If you've been playing the flute for some time, you might have begun to feel limited by your current instrument. Simple, lower priced flutes are fine for beginner to intermediate level players, but when you reach a certain point, you should really consider upgrading to a more serious, professional model. It's a long-term investment that could be your companion through the rest of your flute-playing days if you look after it properly.
When choosing a high-end flute, it's best to look at the parts individually, rather than just the instrument as a whole. This will help you make a more informed decision and understand how each component will affect the sound and playing experience.
First of all, you should know what to look for in a headjoint and what impact it will have on your music.
In most cases, the materials used to make the headjoint will be the same as the rest of the flute. This is not always so, however, and it can make a big difference.
The headjoint makes a huge contribution to the overall sound of a flute, and the material it's built from is a significant part of it. Most professional level flutes will be made from silver or gold, with each having a distinctive sound.
While silver gives warmth to the flute's tone, gold is warmer still, thanks to its density. Sometimes, you'll also find platinum headjoints, which are denser than gold and, as such, even warmer in their tone.
The embouchure holes on different headjoints vary in shape, with common versions being circular, oval or rectangular.

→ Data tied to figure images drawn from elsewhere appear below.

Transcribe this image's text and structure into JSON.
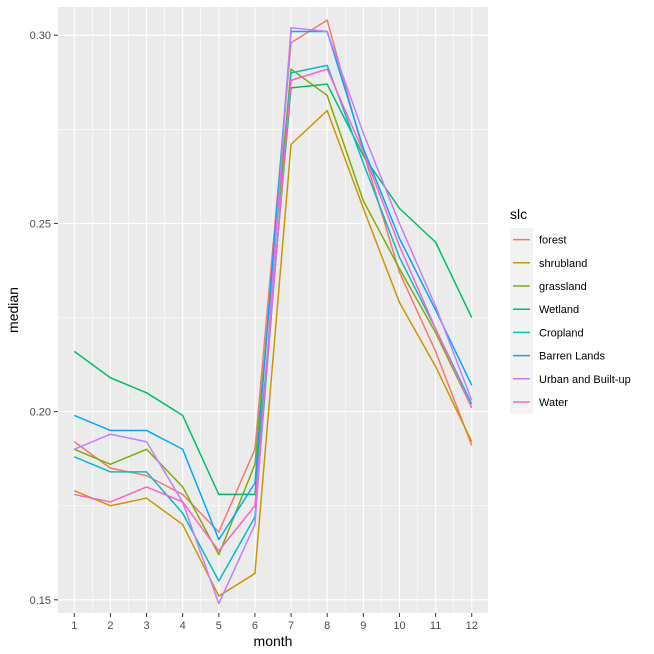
{
  "chart_data": {
    "type": "line",
    "title": "",
    "xlabel": "month",
    "ylabel": "median",
    "legend_title": "slc",
    "legend_position": "right",
    "grid": true,
    "x": [
      1,
      2,
      3,
      4,
      5,
      6,
      7,
      8,
      9,
      10,
      11,
      12
    ],
    "x_ticks": [
      "1",
      "2",
      "3",
      "4",
      "5",
      "6",
      "7",
      "8",
      "9",
      "10",
      "11",
      "12"
    ],
    "y_ticks": [
      0.15,
      0.2,
      0.25,
      0.3
    ],
    "y_tick_labels": [
      "0.15",
      "0.20",
      "0.25",
      "0.30"
    ],
    "xlim": [
      0.55,
      12.45
    ],
    "ylim": [
      0.1465,
      0.3075
    ],
    "series": [
      {
        "name": "forest",
        "color": "#F8766D",
        "values": [
          0.192,
          0.185,
          0.183,
          0.178,
          0.168,
          0.19,
          0.298,
          0.304,
          0.269,
          0.237,
          0.216,
          0.191
        ]
      },
      {
        "name": "shrubland",
        "color": "#CD9600",
        "values": [
          0.179,
          0.175,
          0.177,
          0.17,
          0.151,
          0.157,
          0.271,
          0.28,
          0.254,
          0.229,
          0.212,
          0.192
        ]
      },
      {
        "name": "grassland",
        "color": "#7CAE00",
        "values": [
          0.19,
          0.186,
          0.19,
          0.18,
          0.162,
          0.186,
          0.291,
          0.284,
          0.256,
          0.238,
          0.221,
          0.201
        ]
      },
      {
        "name": "Wetland",
        "color": "#00BE67",
        "values": [
          0.216,
          0.209,
          0.205,
          0.199,
          0.178,
          0.178,
          0.286,
          0.287,
          0.268,
          0.254,
          0.245,
          0.225
        ]
      },
      {
        "name": "Cropland",
        "color": "#00BFC4",
        "values": [
          0.188,
          0.184,
          0.184,
          0.173,
          0.155,
          0.172,
          0.29,
          0.292,
          0.266,
          0.241,
          0.222,
          0.202
        ]
      },
      {
        "name": "Barren Lands",
        "color": "#00A9FF",
        "values": [
          0.199,
          0.195,
          0.195,
          0.19,
          0.166,
          0.181,
          0.301,
          0.301,
          0.27,
          0.246,
          0.227,
          0.207
        ]
      },
      {
        "name": "Urban and Built-up",
        "color": "#C77CFF",
        "values": [
          0.19,
          0.194,
          0.192,
          0.176,
          0.149,
          0.17,
          0.302,
          0.301,
          0.274,
          0.25,
          0.228,
          0.203
        ]
      },
      {
        "name": "Water",
        "color": "#FF61CC",
        "values": [
          0.178,
          0.176,
          0.18,
          0.176,
          0.163,
          0.175,
          0.288,
          0.291,
          0.269,
          0.244,
          0.222,
          0.201
        ]
      }
    ]
  }
}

While this affects the way a flute plays and the octaves it excels at, it also comes down largely to personal preferences and your unique embouchure.
Embouchure holes also vary in size, with larger ones making the flute bolder and smaller ones giving a more delicate sound.
The best way to choose your ideal shape is to try a range of different headjoints and see which work best for you.
Some lip plates are made from a different material to the rest of the headjoint, which is largely for aesthetic purposes. It can create a nice contrasting look but doesn't really affect the sound to any noticeable degree.
There's some variation in lip plate shape, which is another factor that can only really be decided by finding out what works with your embouchure.
Although the riser is a particularly small part of a flute's headjoint, it has a big effect on the sound. Since it's the part where the sound is made, you should think carefully about the material it's made from, which may differ from the rest of the headjoint.
Also, examine the riser's depth. Shallower ones will give you a lighter, brighter sound, while deeper risers darken the tone.